La búsqueda disfuncional de la felicidad

Mad Men muestra el lado trágico del materialismo

Mad Men es una serie de televisión estadounidense, perteneciente al género de drama de época, creada por Matthew Weiner. Se estrenó en el 2007, fue producida por Lionsgate, y duró siete temporadas, hasta el 2015. Está situada en los años 60, en la ficticia agencia de publicidad Sterling Cooper de la Avenida Madison, en Nueva York. El término mad men procede del argot de la década de 1950, cuando los publicistas que trabajaban en Madison Avenue lo usaban para referirse a sí mismos; y encierra un juego de palabras, alusivo a la “locura” de quienes trabajan en un rubro tan fascinante como peligroso. Don Draper (Jon Hamm), director creativo, es el protagonista de la historia, si bien la trama gira en torno al negocio de las agencias de publicidad, y el desarrollo de quienes con él interactúan, en la vida personal y profesional. No importan tanto los hechos puntuales, sino la complejidad psicológica de los personajes y los lazos que los unen o separan.

La serie ha recibido la aclamación de la crítica, sobre todo por su excelente recreación de época que envuelve al espectador como una cápsula de tiempo, su estilo visual, su diseño de vestuario, la impecable actuación del elenco, el cuidado guión y la magistral dirección. Todo ello la llevó a ganar quince premios Emmy y cuatro Globos de Oro. No en vano se la ha caracterizado como una de las mejores series de todos los tiempos, adjudicándole la categoría de verdadero arte.

Como decíamos antes, el hilo argumental incluye la presentación del negocio de las agencias, así como la vida privada de los personajes. Capítulo a capítulo, presenta hechos históricos relevantes del período, con su impacto social, y describe también costumbres caracterizantes de la década. Una época que pasó a la memoria como era de prosperidad, fermental, creativa. En la serie, sin embargo, los glamorosos años 60 se revelan también con su lado trágico, en los que la vida es un juego donde se compite en hermética soledad, y la felicidad un mito imposible de alcanzar.

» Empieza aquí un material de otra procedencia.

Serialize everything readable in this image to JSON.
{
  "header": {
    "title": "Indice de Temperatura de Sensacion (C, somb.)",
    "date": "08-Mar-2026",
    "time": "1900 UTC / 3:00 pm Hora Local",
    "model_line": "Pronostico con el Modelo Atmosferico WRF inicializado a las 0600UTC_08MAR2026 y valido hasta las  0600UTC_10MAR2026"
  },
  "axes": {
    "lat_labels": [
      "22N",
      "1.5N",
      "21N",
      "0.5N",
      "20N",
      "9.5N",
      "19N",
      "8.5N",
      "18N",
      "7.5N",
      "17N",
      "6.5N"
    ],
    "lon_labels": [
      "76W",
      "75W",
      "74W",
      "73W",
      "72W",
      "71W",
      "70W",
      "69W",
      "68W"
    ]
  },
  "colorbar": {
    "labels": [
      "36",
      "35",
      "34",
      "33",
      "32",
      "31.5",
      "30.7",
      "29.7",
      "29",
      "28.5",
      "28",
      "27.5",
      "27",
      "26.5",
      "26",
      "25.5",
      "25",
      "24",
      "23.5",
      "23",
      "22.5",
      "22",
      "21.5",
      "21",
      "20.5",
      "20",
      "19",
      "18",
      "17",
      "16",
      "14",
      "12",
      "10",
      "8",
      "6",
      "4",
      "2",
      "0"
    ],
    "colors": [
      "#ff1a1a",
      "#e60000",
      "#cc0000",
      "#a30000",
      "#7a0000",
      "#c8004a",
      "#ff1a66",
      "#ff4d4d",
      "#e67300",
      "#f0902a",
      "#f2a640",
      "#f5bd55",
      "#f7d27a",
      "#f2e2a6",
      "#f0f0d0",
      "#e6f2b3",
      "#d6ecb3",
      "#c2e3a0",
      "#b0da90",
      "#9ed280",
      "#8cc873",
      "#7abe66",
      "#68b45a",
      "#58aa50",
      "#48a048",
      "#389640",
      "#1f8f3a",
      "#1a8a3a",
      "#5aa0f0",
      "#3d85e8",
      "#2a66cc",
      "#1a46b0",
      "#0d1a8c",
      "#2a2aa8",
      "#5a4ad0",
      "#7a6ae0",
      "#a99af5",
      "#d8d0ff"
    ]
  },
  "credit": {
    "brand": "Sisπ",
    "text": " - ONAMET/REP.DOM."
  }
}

Tal sesgo permite extrapolar, apenas explícito, casi por descarte, un leit motiv de impronta católica. Hay una cosmovisión omnipresente que le da a la serie más credibilidad y textura. En lo que es casi un estudio de caso sobre la condición humana, Mad Men narra la historia de un grupo de personas que desesperadamente buscan realizarse por caminos disfuncionales, con el ejemplo paradigmático de Don Draper. Como alto ejecutivo de la firma, exitoso en lo económico, disfruta sin límites de todos los placeres a su alcance. Es una especie de amo de su universo, poderoso, exitoso, apuesto, admirado. Lo tiene todo… y a la vez no tiene nada, salvo el enorme vacío espiritual que contamina su vida. Es un náufrago que arrastra la corriente. Si alguien quiere saber a qué conduce un estilo de vida superficial, materialista, secularista, ahí tiene a Don Draper para servirle de ejemplo.

En un ámbito donde la infidelidad y los excesos son moneda corriente, claramente Don no está cómodo con sus infidelidades, y no por miedo a ser descubierto por su esposa, sino porque en lo más profundo de sí mismo reconoce que hay algo vergonzoso en ello. Es como si cada uno de los episodios tuviera varias capas, y a medida que se las va retirando, aparecen reflexiones interesantes ajustadas a la visión católica.

Ese dilema planteado es lo que hace que valga la pena ver Mad Men: porque el desarrollo de la trama revela que en realidad se trata de un falso dilema, y que en la vida no es necesario elegir entre ser buenos o divertirse. La historia de los personajes retrata dramáticamente la deshonestidad y el dolor que subyacen a esa vida aparentemente perfecta de la diversión como fin último. Y deja abierto el camino a otras alternativas posibles para alcanzar la auténtica felicidad.